Akin, but not on point, is People v. Lemmons (1970), 384 Mich. 1, where apparently there was evidence only as to a completed armed robbery, the defendant claimed he was not present at the scene, and no request was made for instructions on included offenses. The Court overturned the conviction not because of failure to give such instructions but rather because the trial judge told the jury "there are no included offenses". The appellate court termed this an "improper" instruction because it affirmatively excluded included offenses from the consideration of the jury.

[7] CL 1948, § 750.92 (Stat Ann 1962 Rev § 28.287): "[A]nd in such attempt shall do any act toward the commission of such offense, but shall fail in the perpetration, or shall be intercepted or prevented in the execution of the same".

Neither intention nor preparation nor menaces nor planning is sufficient to constitute an attempt. "[T]he attempt is the direct movement towards the commission after the preparations are made. * * * Therefore, the act must reach far enough towards the accomplishment of the desired result to amount to the commencement of the consummation. * * * [H]is acts must be unequivocally referable to the commission of the specific crime." People v. Coleman (1957), 350 Mich. 268, 277, 278. See also People v. Bowen (1968), 10 Mich. App. 1.
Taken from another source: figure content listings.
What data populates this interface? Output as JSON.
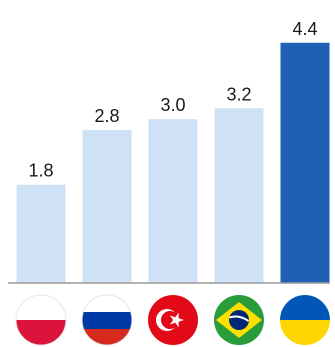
{
  "chart_data": {
    "type": "bar",
    "categories": [
      "Poland",
      "Russia",
      "Turkey",
      "Brazil",
      "Ukraine"
    ],
    "values": [
      1.8,
      2.8,
      3.0,
      3.2,
      4.4
    ],
    "value_labels": [
      "1.8",
      "2.8",
      "3.0",
      "3.2",
      "4.4"
    ],
    "category_icons": [
      "poland-flag-icon",
      "russia-flag-icon",
      "turkey-flag-icon",
      "brazil-flag-icon",
      "ukraine-flag-icon"
    ],
    "title": "",
    "xlabel": "",
    "ylabel": "",
    "ylim": [
      0,
      5.0
    ],
    "grid": false,
    "legend": "none",
    "colors": {
      "default_bar": "#cfe1f5",
      "highlight_bar": "#1f5fb4",
      "axis": "#9a9a9a"
    },
    "highlight_index": 4
  }
}
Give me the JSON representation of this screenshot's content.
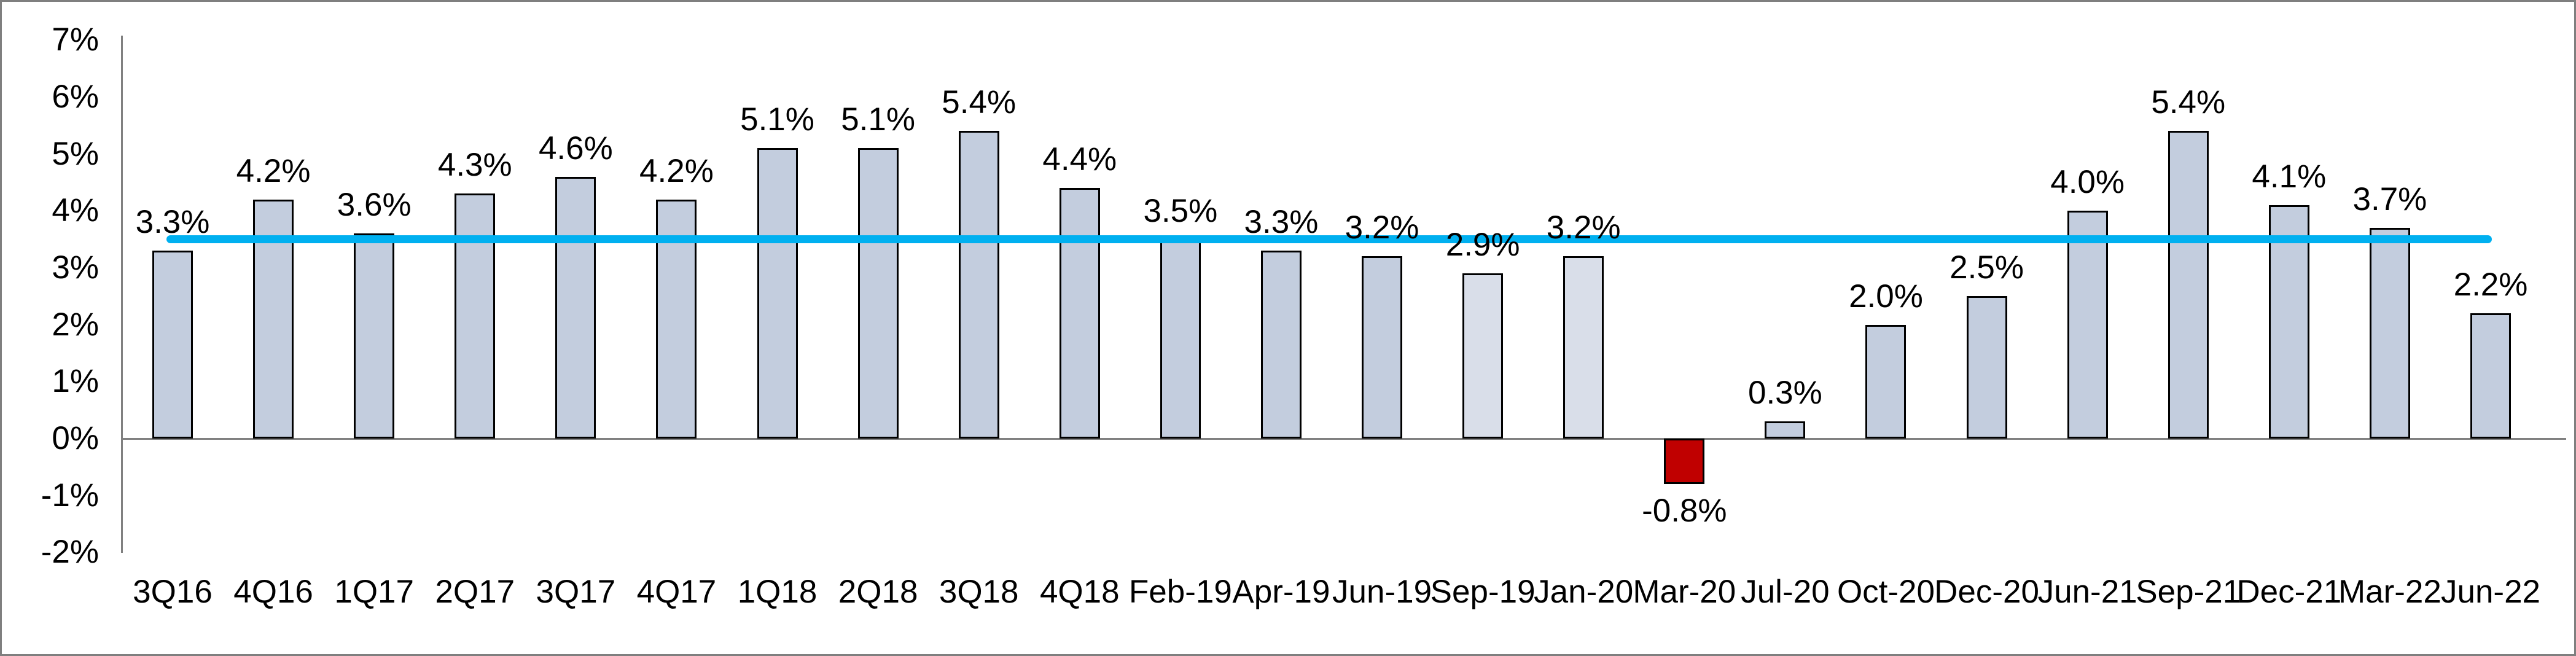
{
  "chart_data": {
    "type": "bar",
    "title": "",
    "xlabel": "",
    "ylabel": "",
    "ylim": [
      -2,
      7
    ],
    "grid": false,
    "legend": "none",
    "axis_color": "#808080",
    "colors": {
      "bar_normal": "#C3CDDE",
      "bar_light": "#D9DEE9",
      "bar_negative": "#C00000",
      "bar_border": "#000000",
      "reference_line": "#00B0F0",
      "text": "#000000"
    },
    "yticks": [
      {
        "value": 7,
        "label": "7%"
      },
      {
        "value": 6,
        "label": "6%"
      },
      {
        "value": 5,
        "label": "5%"
      },
      {
        "value": 4,
        "label": "4%"
      },
      {
        "value": 3,
        "label": "3%"
      },
      {
        "value": 2,
        "label": "2%"
      },
      {
        "value": 1,
        "label": "1%"
      },
      {
        "value": 0,
        "label": "0%"
      },
      {
        "value": -1,
        "label": "-1%"
      },
      {
        "value": -2,
        "label": "-2%"
      }
    ],
    "categories": [
      "3Q16",
      "4Q16",
      "1Q17",
      "2Q17",
      "3Q17",
      "4Q17",
      "1Q18",
      "2Q18",
      "3Q18",
      "4Q18",
      "Feb-19",
      "Apr-19",
      "Jun-19",
      "Sep-19",
      "Jan-20",
      "Mar-20",
      "Jul-20",
      "Oct-20",
      "Dec-20",
      "Jun-21",
      "Sep-21",
      "Dec-21",
      "Mar-22",
      "Jun-22"
    ],
    "values": [
      3.3,
      4.2,
      3.6,
      4.3,
      4.6,
      4.2,
      5.1,
      5.1,
      5.4,
      4.4,
      3.5,
      3.3,
      3.2,
      2.9,
      3.2,
      -0.8,
      0.3,
      2.0,
      2.5,
      4.0,
      5.4,
      4.1,
      3.7,
      2.2
    ],
    "points": [
      {
        "category": "3Q16",
        "value": 3.3,
        "label": "3.3%",
        "fill": "normal"
      },
      {
        "category": "4Q16",
        "value": 4.2,
        "label": "4.2%",
        "fill": "normal"
      },
      {
        "category": "1Q17",
        "value": 3.6,
        "label": "3.6%",
        "fill": "normal"
      },
      {
        "category": "2Q17",
        "value": 4.3,
        "label": "4.3%",
        "fill": "normal"
      },
      {
        "category": "3Q17",
        "value": 4.6,
        "label": "4.6%",
        "fill": "normal"
      },
      {
        "category": "4Q17",
        "value": 4.2,
        "label": "4.2%",
        "fill": "normal"
      },
      {
        "category": "1Q18",
        "value": 5.1,
        "label": "5.1%",
        "fill": "normal"
      },
      {
        "category": "2Q18",
        "value": 5.1,
        "label": "5.1%",
        "fill": "normal"
      },
      {
        "category": "3Q18",
        "value": 5.4,
        "label": "5.4%",
        "fill": "normal"
      },
      {
        "category": "4Q18",
        "value": 4.4,
        "label": "4.4%",
        "fill": "normal"
      },
      {
        "category": "Feb-19",
        "value": 3.5,
        "label": "3.5%",
        "fill": "normal"
      },
      {
        "category": "Apr-19",
        "value": 3.3,
        "label": "3.3%",
        "fill": "normal"
      },
      {
        "category": "Jun-19",
        "value": 3.2,
        "label": "3.2%",
        "fill": "normal"
      },
      {
        "category": "Sep-19",
        "value": 2.9,
        "label": "2.9%",
        "fill": "light"
      },
      {
        "category": "Jan-20",
        "value": 3.2,
        "label": "3.2%",
        "fill": "light"
      },
      {
        "category": "Mar-20",
        "value": -0.8,
        "label": "-0.8%",
        "fill": "negative"
      },
      {
        "category": "Jul-20",
        "value": 0.3,
        "label": "0.3%",
        "fill": "normal"
      },
      {
        "category": "Oct-20",
        "value": 2.0,
        "label": "2.0%",
        "fill": "normal"
      },
      {
        "category": "Dec-20",
        "value": 2.5,
        "label": "2.5%",
        "fill": "normal"
      },
      {
        "category": "Jun-21",
        "value": 4.0,
        "label": "4.0%",
        "fill": "normal"
      },
      {
        "category": "Sep-21",
        "value": 5.4,
        "label": "5.4%",
        "fill": "normal"
      },
      {
        "category": "Dec-21",
        "value": 4.1,
        "label": "4.1%",
        "fill": "normal"
      },
      {
        "category": "Mar-22",
        "value": 3.7,
        "label": "3.7%",
        "fill": "normal"
      },
      {
        "category": "Jun-22",
        "value": 2.2,
        "label": "2.2%",
        "fill": "normal"
      }
    ],
    "reference_line": {
      "value": 3.5,
      "color": "#00B0F0"
    }
  }
}
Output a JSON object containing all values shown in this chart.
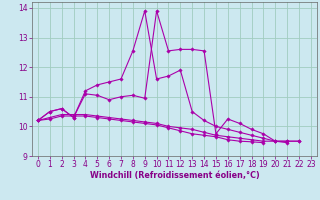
{
  "xlabel": "Windchill (Refroidissement éolien,°C)",
  "background_color": "#cce8f0",
  "grid_color": "#a0ccc0",
  "line_color": "#aa00aa",
  "spine_color": "#666666",
  "xlim": [
    -0.5,
    23.5
  ],
  "ylim": [
    9.0,
    14.2
  ],
  "yticks": [
    9,
    10,
    11,
    12,
    13,
    14
  ],
  "xticks": [
    0,
    1,
    2,
    3,
    4,
    5,
    6,
    7,
    8,
    9,
    10,
    11,
    12,
    13,
    14,
    15,
    16,
    17,
    18,
    19,
    20,
    21,
    22,
    23
  ],
  "tick_fontsize": 5.5,
  "xlabel_fontsize": 5.8,
  "series": [
    [
      10.2,
      10.5,
      10.6,
      10.3,
      11.1,
      11.05,
      10.9,
      11.0,
      11.05,
      10.95,
      13.9,
      12.55,
      12.6,
      12.6,
      12.55,
      9.75,
      10.25,
      10.1,
      9.9,
      9.75,
      9.5,
      9.5,
      9.5
    ],
    [
      10.2,
      10.5,
      10.6,
      10.3,
      11.2,
      11.4,
      11.5,
      11.6,
      12.55,
      13.9,
      11.6,
      11.7,
      11.9,
      10.5,
      10.2,
      10.0,
      9.9,
      9.8,
      9.7,
      9.6,
      9.5,
      9.45
    ],
    [
      10.2,
      10.3,
      10.4,
      10.4,
      10.4,
      10.35,
      10.3,
      10.25,
      10.2,
      10.15,
      10.1,
      10.0,
      9.95,
      9.9,
      9.8,
      9.7,
      9.65,
      9.6,
      9.55,
      9.5,
      9.5,
      9.5,
      9.5
    ],
    [
      10.2,
      10.25,
      10.35,
      10.35,
      10.35,
      10.3,
      10.25,
      10.2,
      10.15,
      10.1,
      10.05,
      9.95,
      9.85,
      9.75,
      9.7,
      9.65,
      9.55,
      9.5,
      9.48,
      9.45
    ]
  ],
  "series_x": [
    [
      0,
      1,
      2,
      3,
      4,
      5,
      6,
      7,
      8,
      9,
      10,
      11,
      12,
      13,
      14,
      15,
      16,
      17,
      18,
      19,
      20,
      21,
      22
    ],
    [
      0,
      1,
      2,
      3,
      4,
      5,
      6,
      7,
      8,
      9,
      10,
      11,
      12,
      13,
      14,
      15,
      16,
      17,
      18,
      19,
      20,
      21
    ],
    [
      0,
      1,
      2,
      3,
      4,
      5,
      6,
      7,
      8,
      9,
      10,
      11,
      12,
      13,
      14,
      15,
      16,
      17,
      18,
      19,
      20,
      21,
      22
    ],
    [
      0,
      1,
      2,
      3,
      4,
      5,
      6,
      7,
      8,
      9,
      10,
      11,
      12,
      13,
      14,
      15,
      16,
      17,
      18,
      19
    ]
  ]
}
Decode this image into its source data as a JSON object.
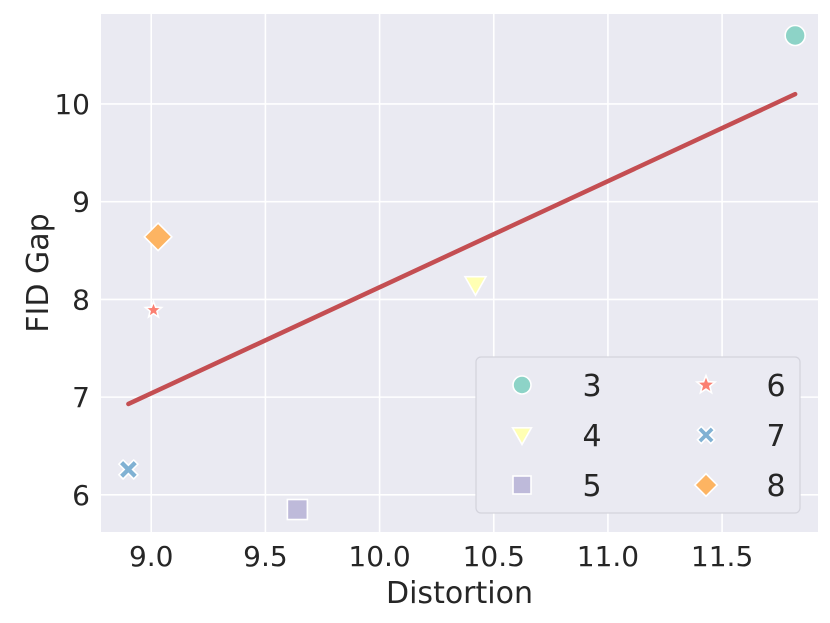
{
  "chart_data": {
    "type": "scatter",
    "xlabel": "Distortion",
    "ylabel": "FID Gap",
    "xlim": [
      8.78,
      11.92
    ],
    "ylim": [
      5.62,
      10.92
    ],
    "xticks": [
      9.0,
      9.5,
      10.0,
      10.5,
      11.0,
      11.5
    ],
    "xtick_labels": [
      "9.0",
      "9.5",
      "10.0",
      "10.5",
      "11.0",
      "11.5"
    ],
    "yticks": [
      6,
      7,
      8,
      9,
      10
    ],
    "ytick_labels": [
      "6",
      "7",
      "8",
      "9",
      "10"
    ],
    "grid": true,
    "background": "#eaeaf2",
    "series": [
      {
        "name": "3",
        "marker": "circle",
        "color": "#8dd3c7",
        "x": 11.82,
        "y": 10.7
      },
      {
        "name": "4",
        "marker": "triangle-down",
        "color": "#ffffb3",
        "x": 10.42,
        "y": 8.15
      },
      {
        "name": "5",
        "marker": "square",
        "color": "#bebada",
        "x": 9.64,
        "y": 5.85
      },
      {
        "name": "6",
        "marker": "star",
        "color": "#fb8072",
        "x": 9.01,
        "y": 7.89
      },
      {
        "name": "7",
        "marker": "x",
        "color": "#80b1d3",
        "x": 8.9,
        "y": 6.26
      },
      {
        "name": "8",
        "marker": "diamond",
        "color": "#fdb462",
        "x": 9.03,
        "y": 8.64
      }
    ],
    "trend_line": {
      "color": "#c44e52",
      "x": [
        8.9,
        11.82
      ],
      "y": [
        6.93,
        10.1
      ]
    },
    "legend": {
      "position": "lower-right",
      "columns": 2
    }
  }
}
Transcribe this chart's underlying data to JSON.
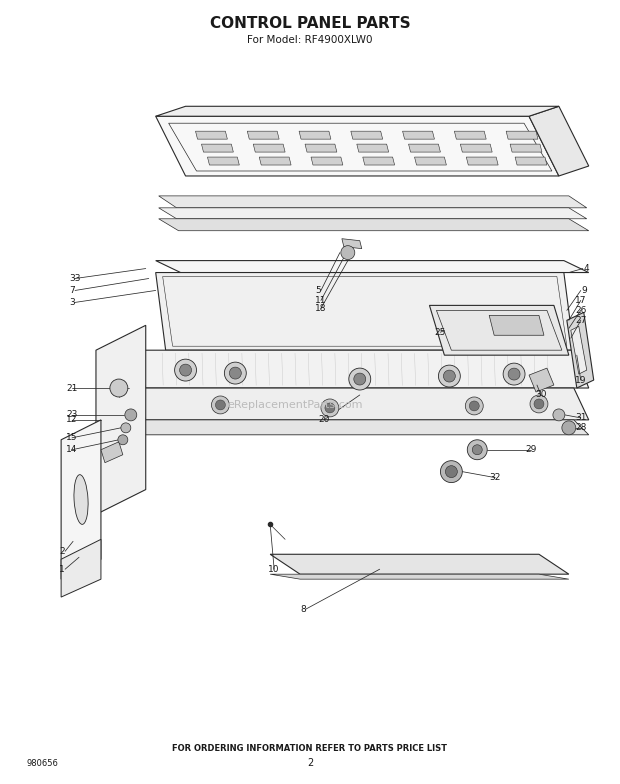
{
  "title": "CONTROL PANEL PARTS",
  "subtitle": "For Model: RF4900XLW0",
  "footer": "FOR ORDERING INFORMATION REFER TO PARTS PRICE LIST",
  "part_number": "980656",
  "page_number": "2",
  "watermark": "eReplacementParts.com",
  "bg_color": "#ffffff",
  "line_color": "#2a2a2a",
  "text_color": "#1a1a1a",
  "title_fontsize": 11,
  "subtitle_fontsize": 7.5,
  "footer_fontsize": 6.0,
  "label_fontsize": 6.5,
  "figsize": [
    6.2,
    7.84
  ],
  "dpi": 100
}
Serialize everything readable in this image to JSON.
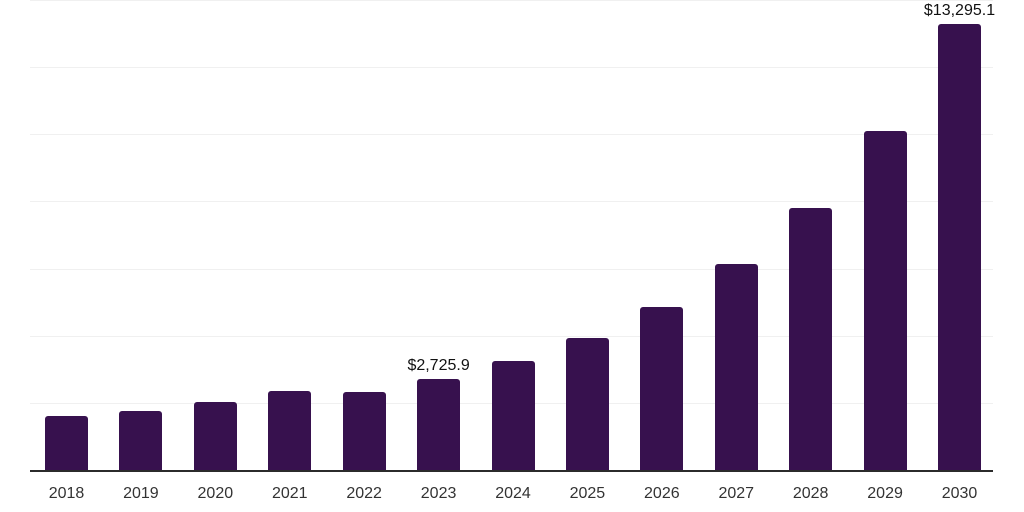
{
  "chart_data": {
    "type": "bar",
    "title": "",
    "xlabel": "",
    "ylabel": "",
    "categories": [
      "2018",
      "2019",
      "2020",
      "2021",
      "2022",
      "2023",
      "2024",
      "2025",
      "2026",
      "2027",
      "2028",
      "2029",
      "2030"
    ],
    "values": [
      1610,
      1760,
      2030,
      2360,
      2330,
      2725.9,
      3240,
      3940,
      4860,
      6140,
      7800,
      10100,
      13295.1
    ],
    "data_labels": [
      null,
      null,
      null,
      null,
      null,
      "$2,725.9",
      null,
      null,
      null,
      null,
      null,
      null,
      "$13,295.1"
    ],
    "ylim": [
      0,
      14000
    ],
    "gridline_interval": 2000,
    "grid": "horizontal",
    "legend_position": "none",
    "y_axis_tick_labels_visible": false,
    "bar_color": "#37114e",
    "grid_color": "#f0f0f0",
    "axis_color": "#2b2b2b",
    "x_tick_color": "#333333",
    "data_label_color": "#111111"
  }
}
Defendant's pointing of the pistol was a felonious assault. By adding the intent to rob and steal, evidenced by the declaration "This is a stick-up", the crime expanded to that here charged. Had the robber at that point made an overt, but abortive, act toward taking, he could have been charged with attempted armed robbery as well as with assault with intent to rob and steal, being armed.

[8] People v. Lombardo (1942), 301 Mich. 451, 453.

[9] People v. Ferguson (1965), 376 Mich. 90, 94, 95. People v. Childers (1969), 20 Mich. App. 639, 645-648.